Après avoir parcouru plus de deux milles kilomètres, il reçut donc le King of Pop dans la plus stricte intimité. D’emblée, il fut frappé par une chose. En plus d’être venu sans le moindre service d’ordre, Michael était sobrement vêtu, pantalon et chemise blanche, les cheveux attachés et tirés en arrière. Il avait délaissé aussi ce masque blanc de chirurgien qu’il avait pris l’habitude d’arborer à l’époque lors de ses apparitions publiques.

Tout en tenant la main refroidie de son idole, Michael passa une heure à expliquer à Charles tout ce que James Brown représentait pour lui. Puis une autre à lui demander quel type de produits il appliquait et quel genre de cercueil était prévu. « Chêne, plaquée d’or massif » répondit Charles.

— Plaquée Or. Est-ce le choix de Mister Brown ? demanda Bambi.
— C’est celui de tous les artistes.

Cette remarque fit sourire Michael. Ignorant sans doute le périple auquel Charles venait de se livrer, il resta ensuite cinq longues heures à se recueillir sur le corps du défunt. Le Roi de la Pop face au Parrain de la Soul. Les deux légendes, l’une contemplant la fin de l’autre, et anticipant sans doute la sienne. Ils avaient déchaîné la même ferveur, mais aussi les mêmes foudres. Souvent pour les mêmes raisons. Ils avaient vécu la même solitude du monstre, celle que Elvis Presley avait connue avant eux. Cette aliénation de la star qui consume tout être humain doté d’un peu de lucidité.

James Brown – It’s a Man’s World ( featuring Michael Jackson)

Michael recoiffa délicatement les cheveux parsemés du Parrain, et déposa un baiser sur son front. Il remercia Charles Reid pour son accueil, avant de s’en aller aussi discrètement qu’il était venu. Trois ans plus tard, il s’éteignait à son tour pour demeurer lui aussi… dans un cercueil Plaquée d’Or massif.

En plus de l’admiration notoire que Michael Jackson portait au Parrain de la Soul, il faut savoir qu’au moment de ses démêlés avec la justice et ces fameuses accusations d’attouchement sur mineur, James Brown fut une des rares personnes à ne pas lui avoir tourner le dos. C’était une vieille habitude du parrain de venir en aide à ses rivaux en détresse.

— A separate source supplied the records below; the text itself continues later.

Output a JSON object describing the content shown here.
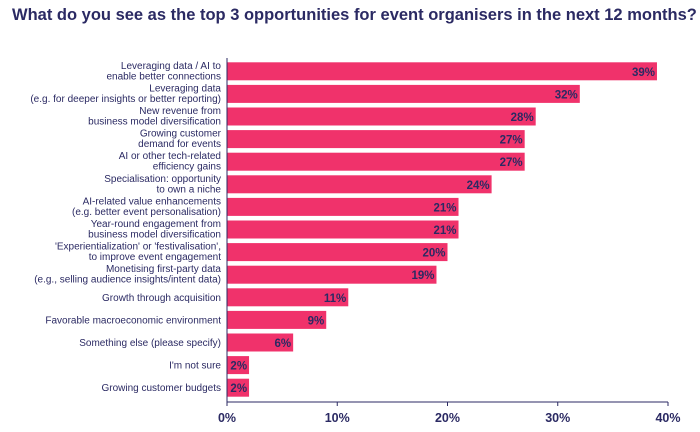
{
  "chart_data": {
    "type": "bar",
    "orientation": "horizontal",
    "title": "What do you see as the top 3 opportunities for event organisers in the next 12 months?",
    "categories": [
      [
        "Leveraging data / AI to",
        "enable better connections"
      ],
      [
        "Leveraging data",
        "(e.g. for deeper insights or better reporting)"
      ],
      [
        "New revenue from",
        "business model diversification"
      ],
      [
        "Growing customer",
        "demand for events"
      ],
      [
        "AI or other tech-related",
        "efficiency gains"
      ],
      [
        "Specialisation: opportunity",
        "to own a niche"
      ],
      [
        "AI-related value enhancements",
        "(e.g. better event personalisation)"
      ],
      [
        "Year-round engagement from",
        "business model diversification"
      ],
      [
        "'Experientialization' or 'festivalisation',",
        "to improve event engagement"
      ],
      [
        "Monetising first-party data",
        "(e.g., selling audience insights/intent data)"
      ],
      [
        "Growth through acquisition"
      ],
      [
        "Favorable macroeconomic environment"
      ],
      [
        "Something else (please specify)"
      ],
      [
        "I'm not sure"
      ],
      [
        "Growing customer budgets"
      ]
    ],
    "values": [
      39,
      32,
      28,
      27,
      27,
      24,
      21,
      21,
      20,
      19,
      11,
      9,
      6,
      2,
      2
    ],
    "value_labels": [
      "39%",
      "32%",
      "28%",
      "27%",
      "27%",
      "24%",
      "21%",
      "21%",
      "20%",
      "19%",
      "11%",
      "9%",
      "6%",
      "2%",
      "2%"
    ],
    "xlim": [
      0,
      40
    ],
    "xticks": [
      0,
      10,
      20,
      30,
      40
    ],
    "xtick_labels": [
      "0%",
      "10%",
      "20%",
      "30%",
      "40%"
    ],
    "grid": false,
    "legend": "none",
    "colors": {
      "bar": "#f0326b",
      "text": "#2b2a63",
      "axis": "#2b2a63"
    }
  }
}
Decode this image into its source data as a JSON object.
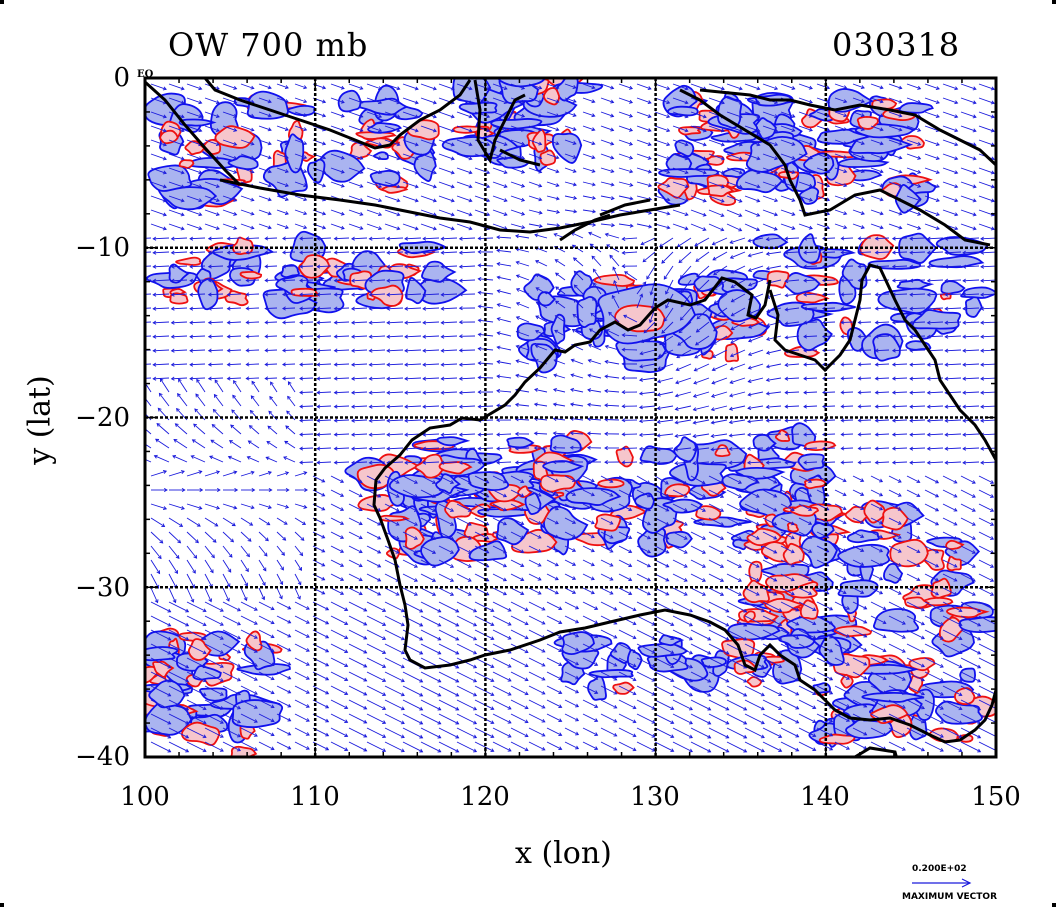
{
  "title": "OW 700 mb",
  "date_label": "030318",
  "equator_tag": "EQ",
  "x_axis": {
    "label": "x (lon)",
    "ticks": [
      "100",
      "110",
      "120",
      "130",
      "140",
      "150"
    ],
    "range": [
      100,
      150
    ]
  },
  "y_axis": {
    "label": "y (lat)",
    "ticks": [
      "0",
      "−10",
      "−20",
      "−30",
      "−40"
    ],
    "range": [
      -40,
      0
    ]
  },
  "reference_vector": {
    "value": "0.200E+02",
    "caption": "MAXIMUM VECTOR"
  },
  "colors": {
    "positive_contour": "#ee1111",
    "positive_fill": "#f6c6cc",
    "negative_contour": "#1111ee",
    "negative_fill": "#aab4f0",
    "wind_vector": "#1a1adc",
    "coastline": "#000000"
  }
}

Le Parrain de toute une communauté

A la fin des années 80, apprenant que le grand Isaac Hayes était ruiné, Brown se présenta en personne à sa porte avec une liasse de trois mille dollars. « C’est cadeau ! Mais je te veux au top ! ». L’artiste pouvait se montrer impitoyable, mais l’homme avait ses propres valeurs de coeur. Pour Michael Jackson, coincé à l’autre bout du pays, Brown envoya le Révérend Sharpton à la rescousse, le jour de l’ouverture du procès. Pourquoi ? D’abord par solidarité, pour soutenir un frère.

Car James Brown savait mieux que personne qu’au pays de l’Oncle Sam, ce n’est pas un noir Roi de la Pop, ou même Président qui changerait la donne. Ensuite, pour que tout le monde se souvienne que le jour de l’acquittement, Sharpton et son entourage (donc Mister Brown) l’avait soutenu dès le départ. De toute évidence, Michael ne l’avait pas oublié.

Serge Debono

  • Les anecdotes concernant Oscar Gaines* et Michael Jackson* sont tirées du livre de James McBride Mets le feu et tire-toi paru aux éditions Gallmeister.